Computing a pressure gradient using MPFA may be described with reference to FIG. 1, which shows an exemplary set of adjacent grid cells 1101-1104 sharing a common vertex O. An interaction region 120 is constructed by joining cell centers C1-C4 with centers M1-M4 of cell edges that meet at the vertex O. To facilitate discussion, each portion of an interaction region that is contained in one of the cells is referred to as a subvolume. For example, in FIG. 1, quadrilaterals C2M1OM2, C3M2OM3, C4M3OM4 and C1M4OM1 are the four subvolumes of the interaction region 120.
With conventional MPFA, the pressure gradient is assumed constant in each subvolume and is obtained by using first order Taylor expansion or linear interpolation based on the pressure value at the cell center (Ci, i=1 to 4) and those at the edge centers (Mi, i=1 to 4) of the same subvolume. Using the pressure gradient and Darcy's law,F=nTλK∇p  (1)fluxes may then be written in terms of the pci and pek, where F is flux in feet per day, n is the normal vector, λ is the fluid mobility in 1/cp, K is a permeability tensor in millidarcys, ∇ is the gradient operator in 1/ft and p is pressure in pounds per square inch. Though not written explicitly, a unit conversion factor of 0.00633 may be used on the right hand side to convert md-psi/ft-cp to ft/day. By balancing fluxes across each half-edge inside the interaction region (M1M2, M2M3, M3M4, and M4M1), a formula for pressure at any point pek may be derived as linear functions of pci. Upon substitution, these equations may yield expressions for fluxes as linear functions of all pressure values at grid cell centers. The exact forms of these linear relationships may depend on the selected cell geometry and permeability tensors on grid cells surrounding the subvolume. In reservoir simulation, pressures at block centers may then be solved to determine the flows and state of the system.
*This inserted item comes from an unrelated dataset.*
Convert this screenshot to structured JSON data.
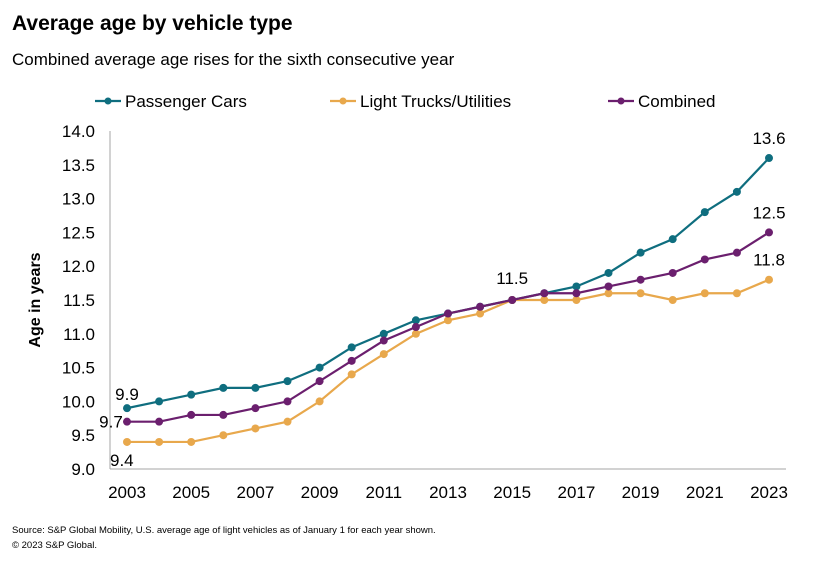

In general, with MPFA the increase in computational cost when compared to TPFA is relatively small but results are shown to be more accurate, as expected. However, it has been observed that MPFA could result in severe unphysical oscillations in numerical solutions for single phase pressure equation−∇·K∇p=g  (2)if the permeability field is strongly anisotropic, where g is a source/sink term and a constant mobility of 1 is assumed to simplify the notations. These numerical oscillations may be linked to the lack of monotonicity in the solution matrix for the discretization problem and efforts have been made to improve MPFA so that matrix monotonicity can be restored. In any case, the possible occurrence of these oscillations may pose a severe limitation to the use of MPFA in many applications.
Accordingly, what is needed is an improved method for approximating flux gradients.